For the top ten banks in Europe by market cap, staff numbers have fallen a fifth since 2008. Photo/Bloomberg
An oft-repeated maxim in banking is that one cannot "cut to glory", But after yet another torrid year, European bosses have been left with little option but to slash tens of thousands more jobs to try to address their chronically poor profitability.
Hemmed in by the European Central Bank's long-termextension of negative rates, slowing economic growth, Brexit and burgeoning regulatory requirements, lenders across Germany, UK, France, Spain and Switzerland have collectively announced more than 60,000 jobs cuts this year.
For the top ten banks in Europe by market cap, staff numbers have fallen a fifth since 2008 to 1.1m.

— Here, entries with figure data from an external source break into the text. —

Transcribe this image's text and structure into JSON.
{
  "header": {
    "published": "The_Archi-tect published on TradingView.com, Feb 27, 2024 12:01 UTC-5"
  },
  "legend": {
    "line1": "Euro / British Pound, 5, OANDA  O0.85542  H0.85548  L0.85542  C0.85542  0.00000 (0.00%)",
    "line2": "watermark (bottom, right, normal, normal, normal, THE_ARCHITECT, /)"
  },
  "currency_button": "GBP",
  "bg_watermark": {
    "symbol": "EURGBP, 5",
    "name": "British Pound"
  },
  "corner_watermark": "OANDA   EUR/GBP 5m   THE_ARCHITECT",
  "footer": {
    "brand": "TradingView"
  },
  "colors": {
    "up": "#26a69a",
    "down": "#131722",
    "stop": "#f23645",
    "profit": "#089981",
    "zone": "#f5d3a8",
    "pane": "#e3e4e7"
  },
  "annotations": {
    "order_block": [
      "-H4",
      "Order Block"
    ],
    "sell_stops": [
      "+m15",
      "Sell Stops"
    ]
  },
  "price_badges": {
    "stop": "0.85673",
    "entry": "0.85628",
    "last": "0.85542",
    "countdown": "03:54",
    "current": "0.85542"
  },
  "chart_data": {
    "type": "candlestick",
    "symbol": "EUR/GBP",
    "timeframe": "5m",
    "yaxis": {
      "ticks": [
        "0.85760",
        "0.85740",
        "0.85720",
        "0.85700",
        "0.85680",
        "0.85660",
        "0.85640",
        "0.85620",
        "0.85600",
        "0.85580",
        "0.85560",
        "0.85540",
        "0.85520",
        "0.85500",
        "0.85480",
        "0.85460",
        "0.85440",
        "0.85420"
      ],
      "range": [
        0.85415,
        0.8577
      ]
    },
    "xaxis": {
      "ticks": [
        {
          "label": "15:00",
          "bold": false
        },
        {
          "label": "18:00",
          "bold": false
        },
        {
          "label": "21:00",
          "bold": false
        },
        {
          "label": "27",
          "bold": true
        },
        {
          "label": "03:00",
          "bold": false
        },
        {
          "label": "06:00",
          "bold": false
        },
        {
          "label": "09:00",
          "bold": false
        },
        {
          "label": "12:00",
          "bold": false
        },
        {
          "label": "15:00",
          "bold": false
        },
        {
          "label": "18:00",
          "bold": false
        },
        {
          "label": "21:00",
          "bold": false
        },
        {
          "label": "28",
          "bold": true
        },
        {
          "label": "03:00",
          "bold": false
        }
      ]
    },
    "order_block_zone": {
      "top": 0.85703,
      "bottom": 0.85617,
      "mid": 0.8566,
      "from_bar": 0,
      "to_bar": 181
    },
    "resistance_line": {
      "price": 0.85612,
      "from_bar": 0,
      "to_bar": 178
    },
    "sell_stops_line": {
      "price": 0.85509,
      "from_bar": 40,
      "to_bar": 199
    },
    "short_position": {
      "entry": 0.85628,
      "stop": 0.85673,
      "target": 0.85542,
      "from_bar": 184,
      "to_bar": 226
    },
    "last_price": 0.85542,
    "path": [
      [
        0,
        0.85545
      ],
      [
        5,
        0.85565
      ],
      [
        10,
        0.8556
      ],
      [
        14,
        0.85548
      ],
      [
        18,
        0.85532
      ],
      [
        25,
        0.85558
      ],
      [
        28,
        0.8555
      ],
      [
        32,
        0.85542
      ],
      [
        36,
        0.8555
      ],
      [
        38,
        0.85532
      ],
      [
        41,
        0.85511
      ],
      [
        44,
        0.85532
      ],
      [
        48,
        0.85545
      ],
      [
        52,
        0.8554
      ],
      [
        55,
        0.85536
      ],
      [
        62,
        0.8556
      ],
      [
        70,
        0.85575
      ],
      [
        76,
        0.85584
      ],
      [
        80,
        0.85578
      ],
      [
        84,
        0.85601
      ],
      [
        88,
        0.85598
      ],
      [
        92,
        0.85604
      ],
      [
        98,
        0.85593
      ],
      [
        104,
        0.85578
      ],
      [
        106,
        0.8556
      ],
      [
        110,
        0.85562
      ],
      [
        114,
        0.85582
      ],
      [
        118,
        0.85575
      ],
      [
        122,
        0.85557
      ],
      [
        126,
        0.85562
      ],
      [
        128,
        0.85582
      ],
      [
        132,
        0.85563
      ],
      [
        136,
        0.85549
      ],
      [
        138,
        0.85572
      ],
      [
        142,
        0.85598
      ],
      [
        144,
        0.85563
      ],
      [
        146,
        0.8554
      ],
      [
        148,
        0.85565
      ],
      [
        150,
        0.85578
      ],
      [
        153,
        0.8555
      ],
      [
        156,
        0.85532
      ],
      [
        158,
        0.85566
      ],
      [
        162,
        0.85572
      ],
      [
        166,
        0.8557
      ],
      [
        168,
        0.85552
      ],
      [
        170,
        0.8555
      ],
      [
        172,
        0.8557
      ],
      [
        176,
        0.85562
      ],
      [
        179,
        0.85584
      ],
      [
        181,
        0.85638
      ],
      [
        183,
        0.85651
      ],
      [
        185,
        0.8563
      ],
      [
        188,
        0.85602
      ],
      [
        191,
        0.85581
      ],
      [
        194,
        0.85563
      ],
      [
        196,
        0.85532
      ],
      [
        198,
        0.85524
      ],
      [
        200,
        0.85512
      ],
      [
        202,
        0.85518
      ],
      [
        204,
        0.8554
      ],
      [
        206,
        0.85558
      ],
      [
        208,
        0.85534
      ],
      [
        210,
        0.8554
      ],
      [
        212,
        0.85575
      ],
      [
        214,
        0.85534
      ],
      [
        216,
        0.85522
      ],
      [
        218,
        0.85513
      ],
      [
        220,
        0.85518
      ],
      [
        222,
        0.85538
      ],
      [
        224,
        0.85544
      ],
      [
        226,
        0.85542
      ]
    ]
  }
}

By contrast, the fall is roughly 7 per cent for the top ten in the US.
Many of these have come from the region's struggling investment banks, which are suffering from a general decline in the revenue pool as well as continued market share losses to US rivals.
Moody's, which this week changed its outlook for global banks to negative from stable, warns that the "profitability gap between euro-area banks and global peers will widen further" in the medium term despite the large headcount reductions.
"The costs of reducing overcapacity through restructuring . . . are front-loaded, while profitability gains will accrue over the longer term," its analysts warned in a report.
Cuts at Deutsche Bank have been the most severe. After its failed merger attempt with Commerzbank, chief executive Christian Sewing announced a retreat from investment banking over the summer, resulting in 18,000 job losses and the creation of a new "bad bank" to dispose of €288b of unwanted assets.
In France, Société Générale eliminated 1,600 roles at its securities and trading unit — about 8 per cent of the division's headcount — as part of a plan to save €500m in annual costs after concluding it could no longer generate an acceptable level of profitability.
BNP Paribas similarly said "extreme market conditions" had hit trading revenues, causing it to slash financial targets and pledge an extra €600m of cost cuts. It shut its proprietary trading arm, Opera, which struggled to turn a profit during its brief existence.
In the UK, HSBC's interim chief executive Noel Quinn, who is auditioning for the job after his predecessor was fired for a lack of decisiveness, is preparing a cost-cutting plan that will result in thousands of job losses.
One person working on the revamp said the combined effect of cost-cutting, the reduction of risk-weighted assets in the US and the sale of businesses such as the French retail bank could result in a much larger reduction to the bank's 238,000 headcount by the time the bulk of the overhaul is completed about two years from now.
Most recently, UniCredit said this week it planned to cut 8,000 jobs and close 500 branches to save €1b as chief executive Jean Pierre Mustier continues his overhaul of the Italian lender.
The next few years could bring even more pain for employees. Many of the region's top lenders are positioning themselves for a potential wave of consolidation that could be unleashed as Europe's politicians and regulators soften their opposition to a full banking union.
That would clear the way for cross-border mergers that would inevitably bring more "rightsizing" as overlaps are eliminated and digitisation continues to take work from humans, especially in retail divisions and branch networks.